Estados Unidos
El candidato republicano a la Casa Blanca, John McCain, hizo caso omiso ayer a los sondeos sobre intención de voto, que predicen su derrota contra Barack Obama, e insistió en que seguirá dando la batalla para llegar a la presidencia de Estados Unidos.
McCain, quien se encuentra más de 10 puntos por debajo de su rival demócrata en algunos sondeos nacionales, declaró a la cadena de televisión NBC que su campaña “está haciendo las cosas bien”.
“Las encuestas nos muestran insistentemente más alejados de lo que realmente estamos”, dijo McCain. “Lo estamos haciendo bien”.
“Nos acercamos en la última semana y si ese acercamiento continúa en la próxima semana, van a tener que estar levantados hasta muy tarde en la noche de la elección”, señaló McCain.
El candidato republicano también hizo una vehemente defensa de su compañera de fórmula, Sarah Palin, tras conocerse informes de serias luchas internas en su equipo de campaña.
Preguntado acerca de si defendía a la gobernadora de Alaska, a la que se culpa por su caída en las encuestas, McCain respondió: “No la defiendo; estoy orgulloso de ella. No necesita defensa”.
“Es un modelo para millones y millones de norteamericanos”, afirmó el candidato republicano. “Es exactamente lo que Washington necesita”.
Barack Obama
De vuelta a la ciudad donde hizo historia, Barack Obama se presentó a un acto de campaña en Colorado con una afluencia tan grande y animosa que, incluso, él mismo parecía sorprendido por la cantidad de seguidores.
“¡Oh Dios!”, dijo Obama al llegar al podio y observar la multitud en el Parque del Centro Cívico.
La gente se agolpaba desde los escalones del Capitolio, ubicado a la distancia. La campaña del candidato presidencial demócrata presentó un cálculo inicial de afluencia de 75,000 personas, pero este aumentó después a “bastante más” de 100,000, una cifra confirmada por el vocero de la policía en Denver.
El tamaño de la multitud reunida en un día claro quizá dijo más que el propio discurso de Obama. Su campaña trata ahora de sacar provecho del alcance de esos actos para hacer que la gente emita su voto anticipadamente, algo que es legal en Colorado y en más de 20 estados del país.
“¿Cuántas personas han votado anticipadamente?”, preguntó Obama, generando vítores de las personas cubiertas de ropa para el frío.

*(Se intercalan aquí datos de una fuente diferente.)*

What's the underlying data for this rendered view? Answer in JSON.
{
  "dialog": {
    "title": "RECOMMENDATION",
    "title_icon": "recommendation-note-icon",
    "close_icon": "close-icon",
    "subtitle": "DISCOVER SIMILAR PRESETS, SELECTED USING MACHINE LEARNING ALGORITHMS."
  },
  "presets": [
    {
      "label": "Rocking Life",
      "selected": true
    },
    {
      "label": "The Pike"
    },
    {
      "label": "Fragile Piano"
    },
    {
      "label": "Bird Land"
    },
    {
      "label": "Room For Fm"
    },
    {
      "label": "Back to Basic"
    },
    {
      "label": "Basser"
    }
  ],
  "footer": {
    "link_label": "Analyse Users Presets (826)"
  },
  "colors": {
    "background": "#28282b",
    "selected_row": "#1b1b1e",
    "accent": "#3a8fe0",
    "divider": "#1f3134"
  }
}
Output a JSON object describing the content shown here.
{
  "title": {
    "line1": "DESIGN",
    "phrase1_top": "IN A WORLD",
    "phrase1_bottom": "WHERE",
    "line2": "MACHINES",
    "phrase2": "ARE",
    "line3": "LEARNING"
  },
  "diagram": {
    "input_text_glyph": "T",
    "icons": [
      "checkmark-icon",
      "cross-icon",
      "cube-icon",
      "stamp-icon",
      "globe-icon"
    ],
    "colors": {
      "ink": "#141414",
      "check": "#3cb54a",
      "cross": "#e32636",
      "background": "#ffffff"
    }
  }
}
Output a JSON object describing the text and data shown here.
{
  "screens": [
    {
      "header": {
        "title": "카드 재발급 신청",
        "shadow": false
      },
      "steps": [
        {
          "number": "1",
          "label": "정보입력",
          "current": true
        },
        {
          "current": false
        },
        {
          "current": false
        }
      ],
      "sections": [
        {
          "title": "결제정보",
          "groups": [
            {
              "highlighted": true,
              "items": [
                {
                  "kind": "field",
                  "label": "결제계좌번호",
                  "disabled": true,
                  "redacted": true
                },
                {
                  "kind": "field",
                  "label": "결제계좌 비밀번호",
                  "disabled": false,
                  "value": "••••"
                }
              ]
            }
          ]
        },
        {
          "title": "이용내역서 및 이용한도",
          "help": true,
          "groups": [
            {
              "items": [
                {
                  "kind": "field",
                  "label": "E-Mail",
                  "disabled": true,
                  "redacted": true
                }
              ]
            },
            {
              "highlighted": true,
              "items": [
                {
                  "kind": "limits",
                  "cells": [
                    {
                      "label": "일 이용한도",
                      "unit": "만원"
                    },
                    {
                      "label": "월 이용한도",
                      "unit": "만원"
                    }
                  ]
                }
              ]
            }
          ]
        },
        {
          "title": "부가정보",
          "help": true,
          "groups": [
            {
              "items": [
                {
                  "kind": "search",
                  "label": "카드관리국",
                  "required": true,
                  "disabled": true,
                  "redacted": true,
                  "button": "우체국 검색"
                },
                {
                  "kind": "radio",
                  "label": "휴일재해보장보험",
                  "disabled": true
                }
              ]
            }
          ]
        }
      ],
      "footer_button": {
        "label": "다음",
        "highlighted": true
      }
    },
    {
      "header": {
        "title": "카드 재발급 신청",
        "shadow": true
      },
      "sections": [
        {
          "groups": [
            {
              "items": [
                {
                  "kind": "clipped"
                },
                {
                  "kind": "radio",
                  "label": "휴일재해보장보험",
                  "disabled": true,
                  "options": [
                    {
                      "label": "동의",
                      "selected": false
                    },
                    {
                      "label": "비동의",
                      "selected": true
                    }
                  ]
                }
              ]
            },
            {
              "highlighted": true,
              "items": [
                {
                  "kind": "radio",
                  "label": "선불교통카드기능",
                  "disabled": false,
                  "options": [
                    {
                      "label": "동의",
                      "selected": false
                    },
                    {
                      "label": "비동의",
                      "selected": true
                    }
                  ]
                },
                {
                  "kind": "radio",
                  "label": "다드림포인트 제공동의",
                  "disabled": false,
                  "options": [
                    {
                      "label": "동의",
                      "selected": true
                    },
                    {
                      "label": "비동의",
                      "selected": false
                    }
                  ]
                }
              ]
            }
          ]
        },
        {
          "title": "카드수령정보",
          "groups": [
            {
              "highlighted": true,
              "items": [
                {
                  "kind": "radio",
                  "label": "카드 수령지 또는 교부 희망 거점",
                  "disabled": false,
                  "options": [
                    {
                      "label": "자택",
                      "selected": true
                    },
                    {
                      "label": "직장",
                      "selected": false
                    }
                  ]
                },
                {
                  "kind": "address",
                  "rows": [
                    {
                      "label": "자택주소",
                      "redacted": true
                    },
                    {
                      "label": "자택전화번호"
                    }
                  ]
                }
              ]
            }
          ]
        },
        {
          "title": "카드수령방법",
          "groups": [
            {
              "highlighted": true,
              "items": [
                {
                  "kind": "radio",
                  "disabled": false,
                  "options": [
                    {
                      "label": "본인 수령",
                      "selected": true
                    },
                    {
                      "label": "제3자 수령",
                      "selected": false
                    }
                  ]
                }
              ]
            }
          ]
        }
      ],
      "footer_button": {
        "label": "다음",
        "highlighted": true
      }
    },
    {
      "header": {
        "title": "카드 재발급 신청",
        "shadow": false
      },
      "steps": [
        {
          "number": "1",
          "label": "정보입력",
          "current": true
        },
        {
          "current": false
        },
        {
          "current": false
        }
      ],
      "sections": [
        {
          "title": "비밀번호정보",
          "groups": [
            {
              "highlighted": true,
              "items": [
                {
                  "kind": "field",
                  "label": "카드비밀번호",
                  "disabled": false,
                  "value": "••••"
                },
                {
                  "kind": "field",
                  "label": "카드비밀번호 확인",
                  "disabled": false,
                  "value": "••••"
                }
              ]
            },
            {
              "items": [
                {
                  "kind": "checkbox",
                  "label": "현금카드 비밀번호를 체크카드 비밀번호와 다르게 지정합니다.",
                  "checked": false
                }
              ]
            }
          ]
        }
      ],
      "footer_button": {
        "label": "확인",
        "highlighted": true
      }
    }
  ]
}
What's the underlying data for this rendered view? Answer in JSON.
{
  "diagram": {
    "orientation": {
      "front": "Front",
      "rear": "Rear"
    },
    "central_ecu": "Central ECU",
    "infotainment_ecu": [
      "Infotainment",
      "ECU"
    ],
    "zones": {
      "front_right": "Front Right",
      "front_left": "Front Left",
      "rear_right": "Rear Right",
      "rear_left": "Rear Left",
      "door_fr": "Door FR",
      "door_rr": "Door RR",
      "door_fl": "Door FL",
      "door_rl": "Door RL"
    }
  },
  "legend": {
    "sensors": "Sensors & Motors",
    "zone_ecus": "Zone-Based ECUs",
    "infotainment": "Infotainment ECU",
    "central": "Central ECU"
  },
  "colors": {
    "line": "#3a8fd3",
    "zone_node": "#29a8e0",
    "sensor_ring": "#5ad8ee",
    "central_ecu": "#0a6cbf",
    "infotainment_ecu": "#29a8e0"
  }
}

“De eso es de lo que estoy hablando. No tiene caso esperar en las filas si no lo deben hacer. Ya saben por quién van a votar”.
Las encuestas señalan que Obama lleva ventaja en Colorado, un estado duramente disputado en el panorama político, cuando solo faltan algunos días para que concluya la campaña.
Fue en Denver donde Obama aceptó la nominación del Partido Demócrata en su revolucionaria campaña.
De resultar electo, sería el primer presidente negro en la historia de Estados Unidos.
Por lo general, Colorado ha optado por los republicanos en las contiendas presidenciales, incluyendo las dos campañas de George Bush.